Desktop Lightroom Version: Both CC and Classic

Question or Description of Problem: One of the things thrilled me yesterday was opening LR Mobile and seeing my collections/albums nested in folders... Finally! I sync everything, so I was scrolling for days to get what I wanted before the nesting appeared.

My dumb question: Why are they displayed nested? Is it solely because of the updated to LR Mobile, or is it because I opened and organized in CC (non-classic)? I opened my library in both CC and Classic before opening the mobile app, so I'm not sure if my non-classic organizing is what causes it to display this way.


----------



## Johan Elzenga (Oct 20, 2017)

Both.

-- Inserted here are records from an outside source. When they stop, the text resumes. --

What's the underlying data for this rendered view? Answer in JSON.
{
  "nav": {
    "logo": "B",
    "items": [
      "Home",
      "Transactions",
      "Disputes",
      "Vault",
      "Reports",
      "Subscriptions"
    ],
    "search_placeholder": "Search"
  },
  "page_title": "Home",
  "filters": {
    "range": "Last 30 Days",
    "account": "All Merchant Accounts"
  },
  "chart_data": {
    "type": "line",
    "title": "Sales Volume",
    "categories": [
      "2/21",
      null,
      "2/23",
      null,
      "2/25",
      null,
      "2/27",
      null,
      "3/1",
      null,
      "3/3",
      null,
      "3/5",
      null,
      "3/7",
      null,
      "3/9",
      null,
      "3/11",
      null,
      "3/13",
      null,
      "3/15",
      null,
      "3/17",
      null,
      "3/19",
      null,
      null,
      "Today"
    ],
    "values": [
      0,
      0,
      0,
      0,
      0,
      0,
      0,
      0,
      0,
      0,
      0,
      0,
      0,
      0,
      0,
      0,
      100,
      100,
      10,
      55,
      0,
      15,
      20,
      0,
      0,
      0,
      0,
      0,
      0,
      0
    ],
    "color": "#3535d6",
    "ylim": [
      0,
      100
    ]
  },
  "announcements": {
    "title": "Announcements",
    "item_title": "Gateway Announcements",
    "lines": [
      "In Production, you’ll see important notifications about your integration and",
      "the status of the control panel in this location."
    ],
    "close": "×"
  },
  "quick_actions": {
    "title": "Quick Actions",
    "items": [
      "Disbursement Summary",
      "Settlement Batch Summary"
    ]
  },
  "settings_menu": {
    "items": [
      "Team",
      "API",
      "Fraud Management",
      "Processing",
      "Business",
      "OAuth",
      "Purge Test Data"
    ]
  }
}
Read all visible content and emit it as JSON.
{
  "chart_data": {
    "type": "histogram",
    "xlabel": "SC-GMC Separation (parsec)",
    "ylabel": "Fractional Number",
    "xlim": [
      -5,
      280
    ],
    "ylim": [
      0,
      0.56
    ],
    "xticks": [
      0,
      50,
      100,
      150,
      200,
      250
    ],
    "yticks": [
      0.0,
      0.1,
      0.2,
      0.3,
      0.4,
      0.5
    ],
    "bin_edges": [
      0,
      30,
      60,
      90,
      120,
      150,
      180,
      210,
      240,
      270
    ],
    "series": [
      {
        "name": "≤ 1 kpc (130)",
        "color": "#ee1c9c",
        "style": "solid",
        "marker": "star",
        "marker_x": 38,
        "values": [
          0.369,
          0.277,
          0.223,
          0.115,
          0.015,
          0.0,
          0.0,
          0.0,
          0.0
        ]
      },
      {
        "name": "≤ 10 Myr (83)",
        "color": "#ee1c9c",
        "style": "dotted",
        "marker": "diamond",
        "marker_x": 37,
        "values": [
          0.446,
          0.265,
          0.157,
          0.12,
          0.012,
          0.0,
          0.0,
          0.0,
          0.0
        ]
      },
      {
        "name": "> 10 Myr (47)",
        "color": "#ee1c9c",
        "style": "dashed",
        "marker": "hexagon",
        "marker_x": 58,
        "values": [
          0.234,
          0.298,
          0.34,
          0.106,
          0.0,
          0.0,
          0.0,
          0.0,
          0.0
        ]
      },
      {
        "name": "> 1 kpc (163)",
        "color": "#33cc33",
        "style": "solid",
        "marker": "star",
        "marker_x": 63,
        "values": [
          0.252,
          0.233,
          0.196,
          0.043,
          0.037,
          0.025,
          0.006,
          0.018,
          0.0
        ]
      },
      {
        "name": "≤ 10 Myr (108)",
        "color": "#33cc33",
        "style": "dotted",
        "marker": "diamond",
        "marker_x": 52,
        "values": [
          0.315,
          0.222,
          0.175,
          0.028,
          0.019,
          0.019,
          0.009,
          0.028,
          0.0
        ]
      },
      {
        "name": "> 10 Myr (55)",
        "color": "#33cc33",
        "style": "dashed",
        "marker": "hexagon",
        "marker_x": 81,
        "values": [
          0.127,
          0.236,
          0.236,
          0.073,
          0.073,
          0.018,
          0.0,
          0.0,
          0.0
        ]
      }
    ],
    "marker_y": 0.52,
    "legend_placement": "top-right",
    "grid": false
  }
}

It's one single ecosystem, so when you change something on one device, it will show on all devices.


----------



## heavydoody (Oct 20, 2017)

I've done a little testing, and it doesn't appear to work this way.

Test: In "Classic" I created a collection set, created a collection within it, then added a few photos to it.

Result: In LR Mobile, the collection shows up, but it does not appear as nested within the collection set.

When I create an album inside a folder in CC (non-classic), it does appear as nested in LR Mobile.


----------



## heavydoody (Oct 20, 2017)

If, like me, you want to use LR Classic, but have them appear as nested within their collections/folders within LR Mobile, the workflow seems to be:

1. Create the collection in Classic, and sync it.
2. Open CC (non-classic), create a folder, and move the recently synced album to it.


----------



## johnbeardy (Oct 20, 2017)

That's the genius of Adobe....

Folders will sync between iOS, Android, Web, and the so-called "Lightroom CC". They aren't going to sync with Lightroom "Classic". Same with keywords by the way.


----------



## heavydoody (Oct 20, 2017)

Ouch @ keywords.


----------